Meat consumption, worldwide, is a key environmental issue, America alone devoting seven tenths of agricultural land to livestock foodstuffs. Since huge amounts of water resources are also needed, the reasons for the clearance of large amounts of rain forest become clearer.
Pesticides and fertilisers in large volumes end up in waterways. The Livewell plate diet aims to reduce meat consumption, though the overall aim is the streamlining and simplification of choice for consumers, increasingly baffled by the minefield that eco-conscious shopping has become.
Many people simply feel overwhelmed by information over what to buy, labels endlessly confusing for shoppers with too little time to make informed choices. Livewell researchers kept the diet simple, taking full account of proper nutrition, fully considering environmental concerns and keeping the price down at just under £29 per person per week.

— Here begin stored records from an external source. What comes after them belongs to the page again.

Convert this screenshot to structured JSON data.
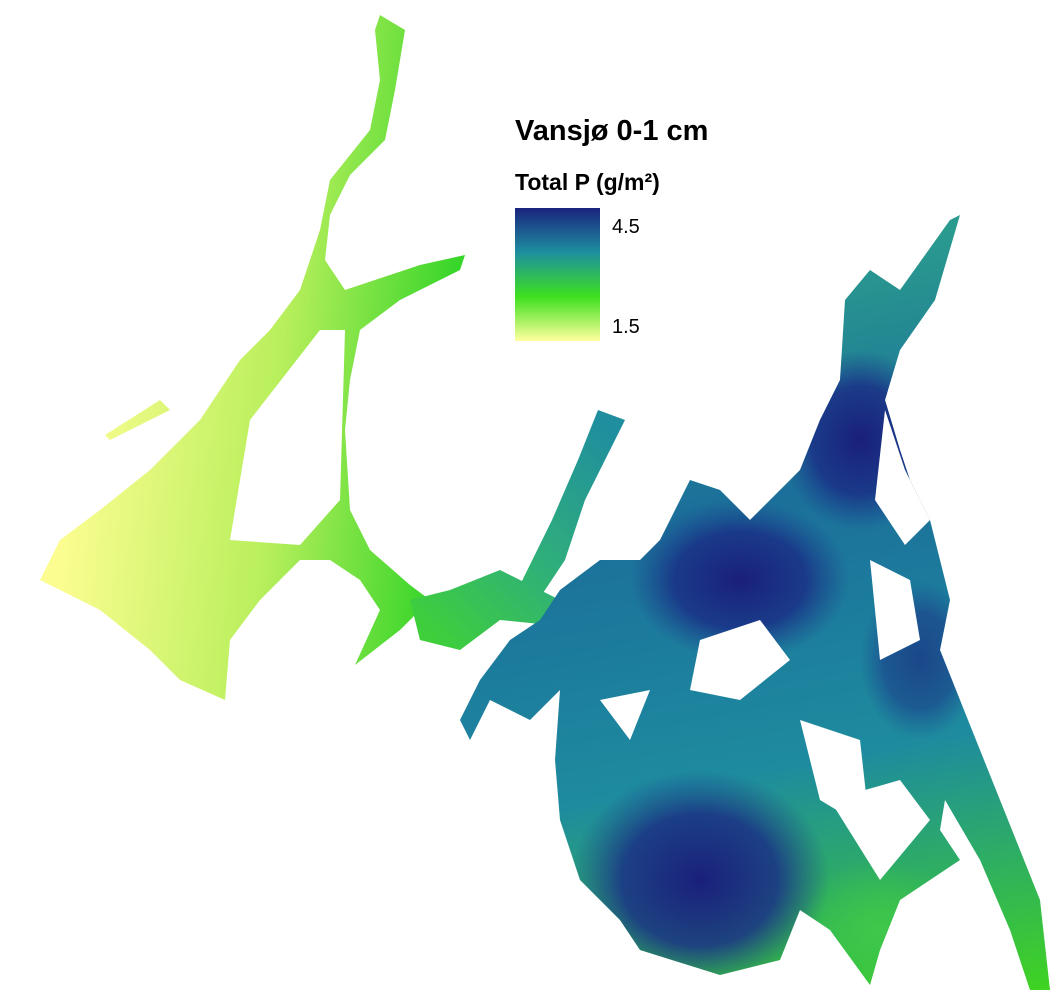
{
  "map": {
    "title": "Vansjø 0-1 cm",
    "legend": {
      "title": "Total P (g/m²)",
      "ticks": [
        4.5,
        1.5
      ],
      "limits": [
        1.1,
        5.1
      ],
      "colors": [
        "#ffff9e",
        "#3de01e",
        "#1e8f9f",
        "#1a237e"
      ]
    }
  }
}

The simple message is that eating a little less meat and dairy, and bulking out the diet with more vegetables and whole grains can give ou all that you need. There is little doubt that food production as it now stands is helping pollute the planet and add to greenhouse gases.
By 2050, nearly 9billion humans will need feeding, and where wars were once about oil, fights over water and farmland will increase dramatically, so sustainable eating will be the most sensible way forward, if only it can be generally accepted and adopted.
However, exploding Asian economies like China are seeing where beef consumption accelerating, simply because meat-eating is a status symbol. While we in the west can see the writing on the wall, others may choose to ignore it.